Benefits for terminated employees
Under federal and state laws, employers have certain legal obligations to the employees they fire with respect to continuing health coverage, unemployment insurance benefits, and vested retirement benefits. Apart from those benefits, the law generally does not require employers to provide severance payments or other benefits to the employees they fire. However, it is not uncommon for employers to agree to provide such payments or benefits as a matter of company policy or pursuant to a negotiated separation agreement with a fired employee.

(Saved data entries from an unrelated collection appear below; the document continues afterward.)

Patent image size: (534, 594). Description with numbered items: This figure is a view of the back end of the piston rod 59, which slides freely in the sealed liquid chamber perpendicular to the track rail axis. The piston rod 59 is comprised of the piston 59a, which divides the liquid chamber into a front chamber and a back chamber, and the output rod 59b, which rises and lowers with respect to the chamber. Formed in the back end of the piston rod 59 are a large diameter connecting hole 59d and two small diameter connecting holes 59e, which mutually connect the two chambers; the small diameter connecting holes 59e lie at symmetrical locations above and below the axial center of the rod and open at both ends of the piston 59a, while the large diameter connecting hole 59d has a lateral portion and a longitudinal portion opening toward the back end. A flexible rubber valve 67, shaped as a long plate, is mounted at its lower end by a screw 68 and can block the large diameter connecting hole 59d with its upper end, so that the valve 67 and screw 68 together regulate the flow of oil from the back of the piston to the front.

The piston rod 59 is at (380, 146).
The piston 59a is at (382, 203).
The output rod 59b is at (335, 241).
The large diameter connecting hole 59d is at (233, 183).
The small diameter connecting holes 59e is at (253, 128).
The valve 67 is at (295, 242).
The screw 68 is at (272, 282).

Warning: Be careful in discussing with employees the benefits, if any, to which they may be entitled upon their leaving your business. More than a few employers have found themselves being sued for benefits they did not intend to provide merely on the basis of some well-meaning comment about benefits that might be available to terminated employees. Refrain from discussing benefits until you know for sure what your obligations will be under the policies you choose to adopt and any applicable laws.
Discussed below are the principal benefits to which fired employees may be entitled under federal and state laws and with respect to which the employer may have some responsibilities.
Continuation of health benefits
Under the federal law known as COBRA, employers with group health plans must offer most fired employees and their spouses and dependent children the opportunity to continue to receive health insurance benefits at the employee's own cost.
Employees who are fired for gross misconduct are not eligible for continuation coverage under federal law. The law does not define the term "gross misconduct." At a minimum, the term likely encompasses felony offenses and other intentional acts of misconduct that are committed in connection with an employee's job.
The federal law does not apply to employers having fewer than 20 employees. However, some states have comparable laws that may apply to employers that are not subject to federal law.
Unemployment insurance benefits
Employers must notify each fired employee of the employee's possible eligibility for unemployment insurance benefits. An employer who fails to provide this notice runs the risk of being sued if the employee is eligible but fails to timely file a claim. In most states, however, an employer can avoid this obligation by posting state-supplied information about unemployment benefits at a place where employees are likely to see the information.
Employers have a right to contest a former employee's eligibility for unemployment benefits. Because claimants are generally presumed to be eligible for benefits unless their former employer raises timely objections, you may be able to include a promise not to contest the claim in a negotiated severance package. However, because your payroll tax rate is affected by your past claims experience, this is not a choice that should be made lightly.
Vested retirement benefits
Fired employees remain eligible to receive any pension or profit-sharing benefits with respect to which they have vested under the terms of the plan.
Be especially careful whenever you are considering firing an employee who is about to vest with respect to benefits under company retirement plans. Federal law prevents an employer from firing an employee solely to prevent the employee from qualifying to receive benefits under most pension, welfare, and deferred compensation plans.
Firing an employee who is about to vest creates two risks. The first is that the employee may sue to recover the benefits to which he or she was about to become entitled. The second is that the federal government may hit you with penalties and your retirement plan conceivably could lose tax-favored status.
Accordingly, you should thoroughly document the reasons for the firing to avoid any appearance that the firing was used to avoid having to pay the employee benefits.